Funds should not use a “one-size-fitsall” approach but look for other sources of income that members have – such as the age pension, property and spouse savings – in developing retirement plans, she says. This will require advice and specific investment products, ranging from capital-guaranteed options to strategies investing in growth assets, such as equities. “An advice-based model and suite of investment options makes sense,” Bowater says.

“Plus web-based tools that allow members to see what kind of financial situation they will be in.”

 

Advice, certainty are critical

 

The rapid growth of self-managed superannuation funds (SMSFs) shows why collective funds need to develop financial advice strategies. SMSFs held $391 billion at June 30, 2010, according to the Australian Prudential Regulation Authority. The amount of capital in SMSFs is growing at an annual rate of 8 per cent, says Andrew Baker, managing partner of Tria Investment Partners, a wealth management industry researcher.

He forecasts that by 2020 the sector will manage more than $1 trillion. This growth has come at the expense of collective super funds that have until now managed the lion’s share of Australia’s mandated savings. Many industry, retail, corporate and public sector funds with more than $1 billion in assets have been involved in mergers since 2005.

However, their collective market share has not increased during these years: any gains in size made through consolidation have been lost to the SMSF market.

“We’re essentially seeing a Cbus roll over into SMSFs this year,” Baker says, referring to the $17 billion industry fund. “Next year a Sunsuper, and a REST Super a year after that,” he adds, indicating that $19 billion and then $20 billion will be lost to SMSFs in the next two years.

Providing retirement investment products and other services, such as direct share trading and term deposits, to match the flexibility of SMSFs will not be enough to stop this, Baker says. Funds need financial advice channels through which members can access these strategies.
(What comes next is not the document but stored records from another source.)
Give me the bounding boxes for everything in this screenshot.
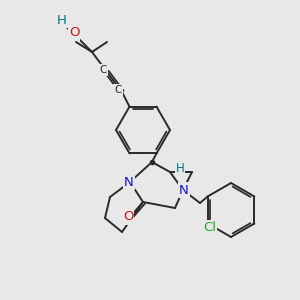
Text: O: O [69, 26, 79, 40]
Text: H: H [176, 163, 184, 176]
Text: Cl: Cl [203, 221, 216, 234]
Text: O: O [123, 211, 133, 224]
Text: N: N [179, 184, 189, 196]
Text: H: H [57, 14, 67, 26]
Text: C: C [99, 65, 107, 75]
Text: C: C [114, 85, 122, 95]
Text: N: N [124, 176, 134, 188]
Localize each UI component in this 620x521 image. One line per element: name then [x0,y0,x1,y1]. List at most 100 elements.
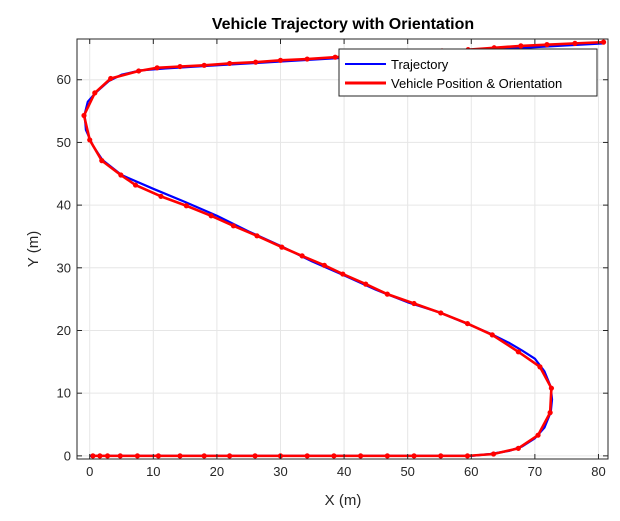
vehicle-position-marker [87,137,93,143]
vehicle-position-marker [548,385,555,391]
vehicle-position-marker [384,291,390,297]
vehicle-position-marker [97,453,103,459]
vehicle-position-marker [201,62,207,68]
legend: Trajectory Vehicle Position & Orientatio… [338,48,598,97]
y-axis-label: Y (m) [25,231,42,267]
orientation-segment [119,173,137,187]
vehicle-position-marker [154,65,160,71]
tick-marks [77,39,608,459]
vehicle-position-marker [92,90,98,96]
legend-label-orientation: Vehicle Position & Orientation [391,76,562,91]
vehicle-position-marker [535,432,541,438]
x-tick-label: 60 [464,464,478,479]
y-tick-label: 0 [64,448,71,463]
orientation-segment [466,452,495,458]
vehicle-position-marker [464,453,471,459]
x-tick-label: 30 [273,464,287,479]
orientation-segment [134,183,163,198]
orientation-segment [536,411,552,437]
orientation-segment [341,272,368,286]
vehicle-position-marker [230,223,237,229]
vehicle-position-marker [489,332,495,338]
x-axis-label: X (m) [325,492,362,509]
plot-background [77,39,608,459]
orientation-segment [88,138,104,162]
orientation-segment [492,447,520,456]
x-tick-label: 40 [337,464,351,479]
y-tick-label: 10 [57,386,71,401]
x-tick-label: 50 [400,464,414,479]
vehicle-position-marker [304,453,310,459]
vehicle-position-marker [201,453,207,459]
tick-labels: 0 10 20 30 40 50 60 70 80 0 10 20 30 40 50 60 [57,72,606,479]
vehicle-position-marker [304,56,310,62]
axes-frame [76,38,609,460]
vehicle-position-marker [600,39,607,45]
vehicle-position-marker [340,271,346,277]
orientation-segment [439,311,469,325]
orientation-segment [466,322,494,337]
series-layer [81,39,607,459]
vehicle-position-marker [177,63,183,70]
vehicle-position-marker [490,451,497,457]
orientation-segment [232,224,259,238]
vehicle-position-marker [515,349,521,355]
vehicle-position-marker [155,453,161,459]
orientation-segment [82,114,92,142]
x-tick-label: 80 [591,464,605,479]
vehicle-position-marker [515,445,521,451]
orientation-segment [517,350,542,369]
vehicle-position-marker [464,320,471,327]
vehicle-position-marker [253,59,259,65]
vehicle-position-marker [279,244,285,250]
orientation-segment [323,263,345,276]
vehicle-position-marker [208,213,214,219]
orientation-segment [185,204,213,218]
vehicle-position-marker [438,310,444,316]
vehicle-position-marker [321,262,327,268]
vehicle-position-marker [299,253,305,259]
vehicle-position-marker [384,453,390,459]
orientation-segment [412,302,443,315]
vehicle-position-marker [227,60,233,67]
orientation-segment [93,77,113,95]
vehicle-position-marker [117,453,123,459]
orientation-segment [82,91,97,117]
orientation-segment [519,43,549,48]
legend-box [338,48,598,97]
vehicle-position-marker [537,364,543,370]
vehicle-position-marker [81,112,87,119]
orientation-segment [364,282,389,296]
vehicle-position-marker [572,40,578,46]
x-tick-label: 0 [86,464,93,479]
orientation-segment [517,433,540,450]
vehicle-position-marker [277,57,284,63]
chart-title: Vehicle Trajectory with Orientation [212,16,474,33]
vehicle-position-marker [158,193,164,199]
vehicle-position-marker [136,68,142,74]
vehicle-position-marker [183,203,189,209]
vehicle-position-marker [90,453,96,459]
y-tick-label: 30 [57,260,71,275]
orientation-segment [159,195,188,208]
orientation-segment [178,64,206,68]
vehicle-position-marker [411,453,417,459]
orientation-segment [202,62,231,67]
vehicle-position-marker [132,182,139,188]
vehicle-position-marker [227,453,233,459]
vehicle-position-marker [358,453,364,459]
orientation-segment [305,55,337,61]
orientation-segment [100,159,123,177]
vehicle-position-marker [252,453,258,459]
orientation-segment [137,66,159,73]
orientation-segment [573,40,605,45]
orientation-segment [155,65,182,70]
vehicle-position-marker [99,158,105,164]
orientation-segment [538,365,553,390]
orientation-segment [228,60,257,65]
vehicle-position-marker [363,281,369,287]
vehicle-position-marker [547,410,553,416]
x-tick-label: 20 [210,464,224,479]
“There is this myth that everyone is lining up around street corners to buy an SMSF. The fact is it’s the first thing your accountant sells to you after doing your tax return,” Baker says. “Advice is going to be critical in fending off SMSFs.”

More specifically, funds must focus on how they will serve each broad category of their memberships: people with balances up to $100,000; those with balances between $100,000 and $500,000; and those with up to $1 million or more.